Fetal Alcohol Spectrum Disorder (FASD) is a condition caused by prenatal alcohol exposure (PAE) and can result in a variety of lifelong physical and/or neurodevelopmental impairments.
Despite growing awareness, many myths and misconceptions persist about FASD that can hinder understanding and support for those affected. In this blog post, we’ll debunk some of the most common myths surrounding FASD to promote better awareness and advocacy.
Myth 1: It’s okay to have a drink or two during pregnancy
While heavy alcohol consumption increases the risk of FASD, even moderate drinking can cause harm to the developing fetus. Individual responses can vary widely, and this can be impacted by the dose, frequency and timing of alcohol consumed during pregnancy, as well as genetic/environmental factors.
The odds of giving birth to a child with FASD increase with the level of PAE. Therefore, the NHMRC guidelines recommend that NO alcohol consumption during pregnancy is the safest option.
Myth 2: Individuals with FASD always have distinct facial features
Research has consistently shown that most people with FASD do not have the sentinel facial features. However, there continues to be a misconception amongst clinicians and the general public that FASD can only be diagnosed when the facial features are present.

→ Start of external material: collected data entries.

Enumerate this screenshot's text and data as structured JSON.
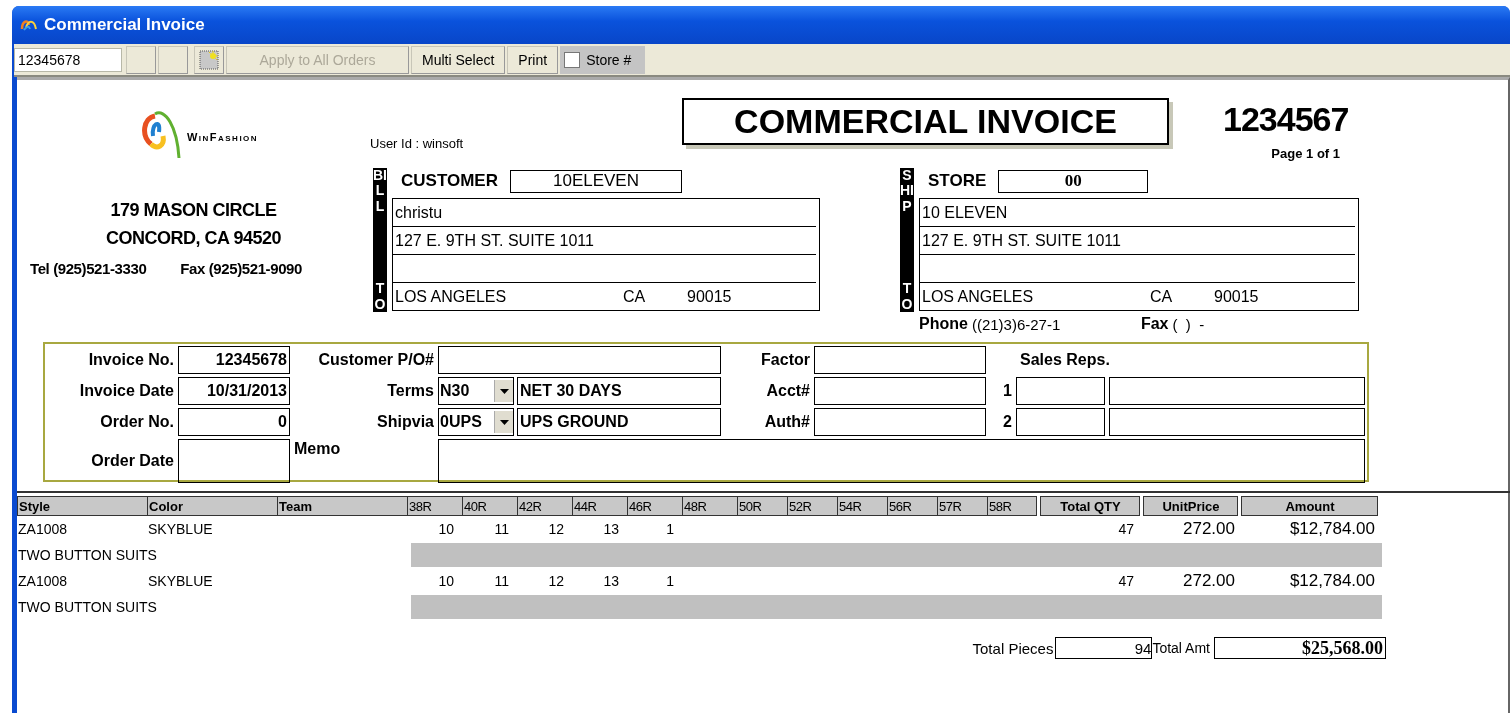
{
  "window": {
    "title": "Commercial Invoice"
  },
  "toolbar": {
    "order_field": "12345678",
    "buttons": [
      {
        "kind": "blank"
      },
      {
        "kind": "blank"
      },
      {
        "kind": "icon"
      },
      {
        "kind": "text",
        "label": "Apply to All Orders",
        "disabled": true
      },
      {
        "kind": "text",
        "label": "Multi Select",
        "disabled": false
      },
      {
        "kind": "text",
        "label": "Print",
        "disabled": false
      }
    ],
    "store_checkbox": {
      "label": "Store #",
      "checked": false
    }
  },
  "company": {
    "logo_text": "WinFashion",
    "address_lines": [
      "179 MASON CIRCLE",
      "CONCORD, CA 94520"
    ],
    "tel": "Tel (925)521-3330",
    "fax": "Fax (925)521-9090"
  },
  "user_id": "User Id : winsoft",
  "document_title": "COMMERCIAL INVOICE",
  "invoice_number": "1234567",
  "page": "Page 1 of 1",
  "parties": [
    {
      "side_label": [
        "BILL",
        "TO"
      ],
      "label": "CUSTOMER",
      "code": "10ELEVEN",
      "lines": [
        "christu",
        "127 E. 9TH ST. SUITE 1011"
      ],
      "city": "LOS ANGELES",
      "state": "CA",
      "zip": "90015"
    },
    {
      "side_label": [
        "SHIP",
        "TO"
      ],
      "label": "STORE",
      "code": "00",
      "lines": [
        "10 ELEVEN",
        "127 E. 9TH ST. SUITE 1011"
      ],
      "city": "LOS ANGELES",
      "state": "CA",
      "zip": "90015",
      "phone_label": "Phone",
      "phone": "((21)3)6-27-1",
      "fax_label": "Fax",
      "fax": "(  )  -"
    }
  ],
  "order_info": {
    "left_fields": [
      {
        "label": "Invoice No.",
        "value": "12345678"
      },
      {
        "label": "Invoice Date",
        "value": "10/31/2013"
      },
      {
        "label": "Order No.",
        "value": "0"
      },
      {
        "label": "Order Date"
      }
    ],
    "customer_po": {
      "label": "Customer P/O#"
    },
    "terms": {
      "label": "Terms",
      "code": "N30",
      "description": "NET 30 DAYS"
    },
    "shipvia": {
      "label": "Shipvia",
      "code": "0UPS",
      "description": "UPS GROUND"
    },
    "memo": {
      "label": "Memo"
    },
    "right_fields": [
      {
        "label": "Factor"
      },
      {
        "label": "Acct#"
      },
      {
        "label": "Auth#"
      }
    ],
    "sales_reps": {
      "label": "Sales Reps.",
      "rows": [
        {
          "number": "1"
        },
        {
          "number": "2"
        }
      ]
    }
  },
  "table": {
    "columns": [
      "Style",
      "Color",
      "Team"
    ],
    "sizes": [
      "38R",
      "40R",
      "42R",
      "44R",
      "46R",
      "48R",
      "50R",
      "52R",
      "54R",
      "56R",
      "57R",
      "58R"
    ],
    "total_columns": [
      "Total QTY",
      "UnitPrice",
      "Amount"
    ],
    "rows": [
      {
        "style": "ZA1008",
        "color_name": "SKYBLUE",
        "quantities": [
          "10",
          "11",
          "12",
          "13",
          "1"
        ],
        "total_qty": "47",
        "unit_price": "272.00",
        "amount": "$12,784.00",
        "description": "TWO BUTTON SUITS"
      },
      {
        "style": "ZA1008",
        "color_name": "SKYBLUE",
        "quantities": [
          "10",
          "11",
          "12",
          "13",
          "1"
        ],
        "total_qty": "47",
        "unit_price": "272.00",
        "amount": "$12,784.00",
        "description": "TWO BUTTON SUITS"
      }
    ],
    "footer": {
      "pieces_label": "Total Pieces",
      "pieces": "94",
      "amount_label": "Total Amt",
      "amount": "$25,568.00"
    }
  }
}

FASD is often considered a hidden disability as individuals with FASD may experience a range of difficulties (e.g., learning/memory, attention, executive functions, affect regulation, adaptive functioning, language), which may not always be visible to others, especially in the absence of the facial features.
Myth 3: FASD is a condition that only affects those from a low socio-economic background
FASD can affect anyone regardless of their socioeconomic status. Women from all socioeconomic backgrounds may consume alcohol during pregnancy, and this behaviour is not limited to low-income populations.
Myth 4: FASD is solely an “Indigenous problem”
Labelling FASD as primarily an Indigenous problem can perpetuate stigma and stereotypes, overshadowing the broader public health issue. It is important to recognise that anyone who consumes alcohol during pregnancy can put their child at risk. FASD is a complex issue that transcends ethnic and cultural boundaries. It should be approached as a widespread public health concern rather than attributing it to any single group.
Myth 5: Why bother with a diagnosis if there is no cure?
Receiving a diagnosis can provide clarity for both individuals and their families. It also helps explain the challenges they face, validate their experiences and feelings, and reduce their sense of isolation. A formal diagnosis often opens doors to various support services, including educational resources, therapy, and community programs tailored to the unique needs of individuals with FASD.
If you are interested in finding out about the FASD diagnostic model at Bowyer Psychology, please contact enquiries@bowyerpsychology.com.au
NoFASD Australia has a range of great resources if you would like to learn more about FASD.
Myth 6: FASD is a condition that can be outgrown
FASD is a lifelong disability and is not something that goes away as the person ages. However, with targeted interventions and wrap-around support, individuals with FASD can thrive and succeed in life.
Myth 7: Most individuals with FASD are intellectually disabled
It has been shown in various research that individuals with FASD have IQ scores ranging from 20 to 120. The spectrum nature of FASD means that the cognitive and behavioural presentations can vary significantly. Therefore, it is essential to recognise the diversity within FASD and understand that intellectual disability is NOT a universal characteristic of this condition.
Myth 8: It is impossible to diagnose FASD in adults
Some have argued that the facial features suggestive of FASD are outgrown in adults; therefore, it is impossible to diagnose FASD. However, the real challenge of diagnosing FASD in adults is the lack of information on PAE, given the amount of time that has passed.
A diagnosis of FASD can still be made if there is evidence (e.g., maternal health records, birth records, allied health reports, child protection/justice system records) to support that the person has been exposed to alcohol prenatally.
Myth 9: Individuals with FASD are being intentionally “naughty” or rebellious
The challenging behaviour that we often see in individuals with FASD likely stems from the neurological and neurodevelopmental challenges associated with PAE rather than intentional wrongdoing.
Many individuals with FASD struggle with impulse control, emotional regulation, and social skills due to brain-based differences caused by prenatal alcohol exposure. These challenges can lead to behaviours that may be misinterpreted as rebelliousness. Instead of wilful defiance, these actions are often responses to frustration, confusion, or an inability to fully understand the social cues and/or expectations. Recognising this distinction is crucial for providing appropriate support and interventions.
Myth 10: Traditional psychotherapy, such as cognitive-behavioural therapy, is effective for individuals with FASD
Given the brain-based impairments observed in individuals with FASD, traditional modalities of interventions such as CBT may not necessarily be appropriate in this clinical population. A recent systematic review highlighted some evidence indicating that parent-child sessions that target the areas of neurodevelopmental impairment are promising in alleviating the negative consequences of PAE and relieving daily burdens.